80'lerde, falkland savaşı sürerken ingiltere'de artan göç oranı ve buna bağlı olarak artan işsizliğin anlatıldığı film, samimiyeti ve dürüstlüğüyle; mesajlarını kafamıza vurmaktansa aklımıza kazımasıyla; oyunculuklarla; müziklerle; sadeliğiyle... kısacası her şeyiyle öne çıkıyor!
shaun isimli, babasını falkland savaşı'nda kaybeden bir çocuğun düştüğü yalnızlık duygusu ile başlayan film, bulduğu arkadaş çevresinin serseriliğiyle devam ediyor... filmi izlerken adeta filmin içine kapılıp aynı duyguları hissediyorsunuz! gençlerin düşmüş olduğu boşluğu, işsizliğin vermiş olduğu stresi, ırkçılığı... tüm duyguları tadıyorsunuz...
bir dönem filminden ne beklenirse, cevabını bulabileceğiniz bir film this is england. bilhassa kendilerinin milliyetçi olduğunu iddia eden nazi bozması ingilizleri gördükçe, küçücük zihinleri nasıl doldurduklarını ve "kendilerinden" olmayanlara nasıl baktıklarını fark ettikçe, ırkçılığın safiyane tadını alıyorsunuz; şiddetli bir reddedişe rağmen ırkçılık! özellikle son sahnelerde anlıyoruz bunu.
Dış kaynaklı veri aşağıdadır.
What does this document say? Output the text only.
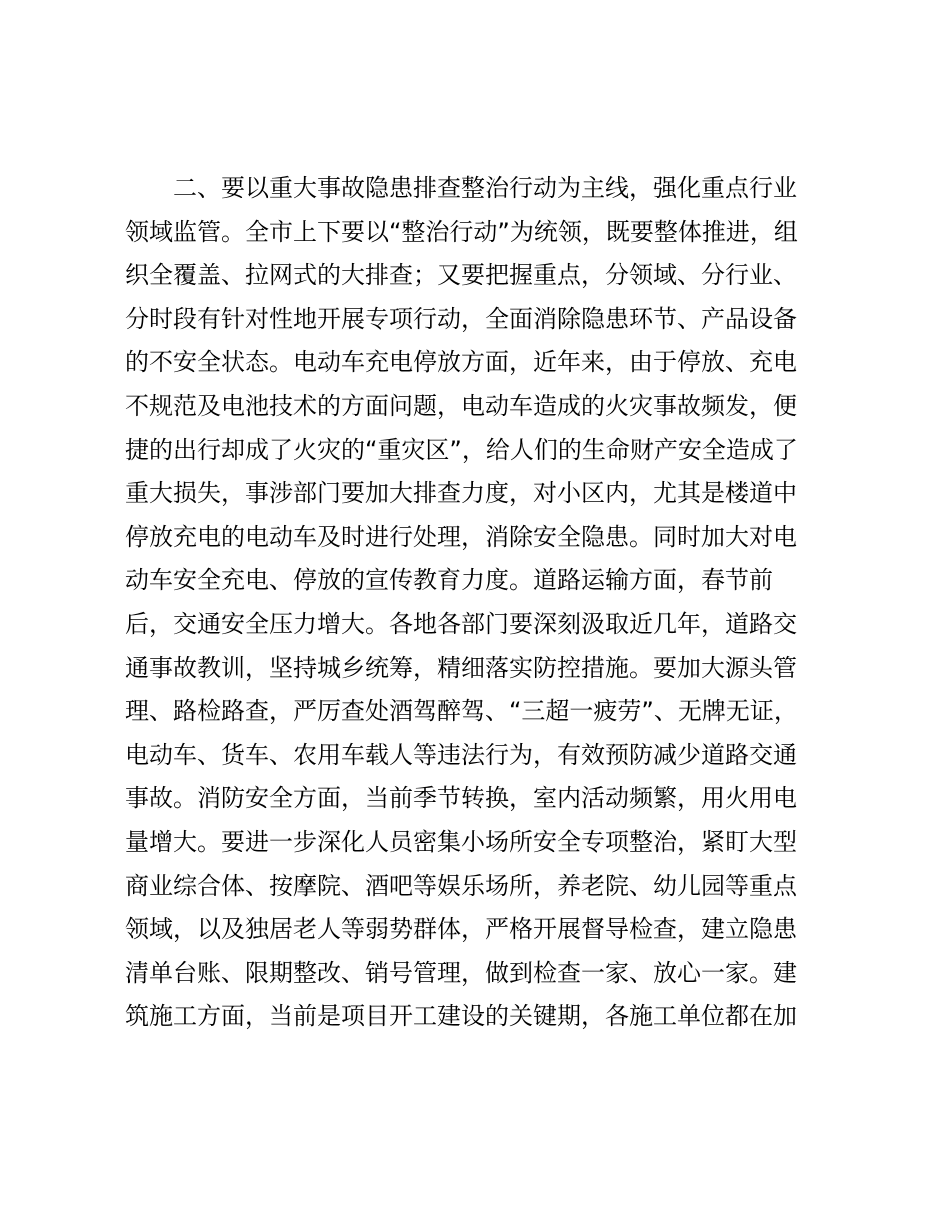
　　二、要以重大事故隐患排查整治行动为主线，强化重点行业
领域监管。全市上下要以“整治行动”为统领，既要整体推进，组
织全覆盖、拉网式的大排查；又要把握重点，分领域、分行业、
分时段有针对性地开展专项行动，全面消除隐患环节、产品设备
的不安全状态。电动车充电停放方面，近年来，由于停放、充电
不规范及电池技术的方面问题，电动车造成的火灾事故频发，便
捷的出行却成了火灾的“重灾区”，给人们的生命财产安全造成了
重大损失，事涉部门要加大排查力度，对小区内，尤其是楼道中
停放充电的电动车及时进行处理，消除安全隐患。同时加大对电
动车安全充电、停放的宣传教育力度。道路运输方面，春节前
后，交通安全压力增大。各地各部门要深刻汲取近几年，道路交
通事故教训，坚持城乡统筹，精细落实防控措施。要加大源头管
理、路检路查，严厉查处酒驾醉驾、“三超一疲劳”、无牌无证，
电动车、货车、农用车载人等违法行为，有效预防减少道路交通
事故。消防安全方面，当前季节转换，室内活动频繁，用火用电
量增大。要进一步深化人员密集小场所安全专项整治，紧盯大型
商业综合体、按摩院、酒吧等娱乐场所，养老院、幼儿园等重点
领域，以及独居老人等弱势群体，严格开展督导检查，建立隐患
清单台账、限期整改、销号管理，做到检查一家、放心一家。建
筑施工方面，当前是项目开工建设的关键期，各施工单位都在加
ancak film olumsuz bir duyguyla bitmiyor, filmin temeline hakim olan karamsarlık son periyotta kendini "güzel günler gelecek" umuduna bırakıyor.
oyunculuklarda 7'den 70'e, ufak rollerden baş rollere herkesin hakkını vermek lazım; hatasıza yakın oynamışlar... ve karşılığını da gelecek vaadeden oyuncu, 2006 londra ingiltere sinema yeteneği gibi bir çok ödülü kazanmışlar...
bir dönem filmi olarak diğer benzerlerinden farkı, mesajlarını klasik yolla vermemesi; bir çocuğun gözünden, neredeyse aynı saflıkla olayları göstermesidir. izlenilesi ve üzerinde derin derin düşünülmesi gereken bir film, gelecekte eminim ki "kült" sıfatını alacaktır...
2 senedir elimde durup da, izlemek için şu günün sabah saat 05:00'ini seçmiş olduğum filmdir. bittikten sonra "bu filmi bunca zamandır izlemeyen kafamı zikim!" dedirtmiştir.
ilk önce thomas turgoose denen çocuğun ve stephen graham'ın oyunculuklarından bahsetmek isterim. vay mınıskym! bu kadar. başka da bir şey demiyorum.
filmi öncelikle tür olarak ele alacak olursak, müthiş bir dönem filmi. yani öyle büyük setler, hayvani ambiyanslar yok. ama elleri öpülesi görüntü yönetmeni ve senarist sayesinde o ufak tefek mekanlarda geçen film resmen şahane bir dönem filmine dönüşmüş. girişteki 1980'lerin ingilteresi'ni gösteren nostaljik videonun ve gayet başarıyla seçilmiş müziğin etkisini de unutmamak lazım. şimdi "lan sanki 1980'lerde ingiltere'de yaşadın" diyenler olacaktır. hemen söyleyelim, margaret thatcher dönemi ingiltere'nin muhafazakar iç politikası ve özellikle filmin merkezindeki falklands savaşı üzerine vaktiyle bir şeyler okumuşluğumuz, izlemişliğimiz vardır.
--spoiler tehlikesi--
öncelikle şunu belirtelim: bu filmin kötü adamı ne combo, ne de o iri yarı dazlak amca. bu filmin kötü adamı falklands savaşı. filmdeki karakterlerin hayatını karartan tüm düzenlerini altüst eden şey, dünyanın bir ucunda yaşanan ufak çaplı bir savaş.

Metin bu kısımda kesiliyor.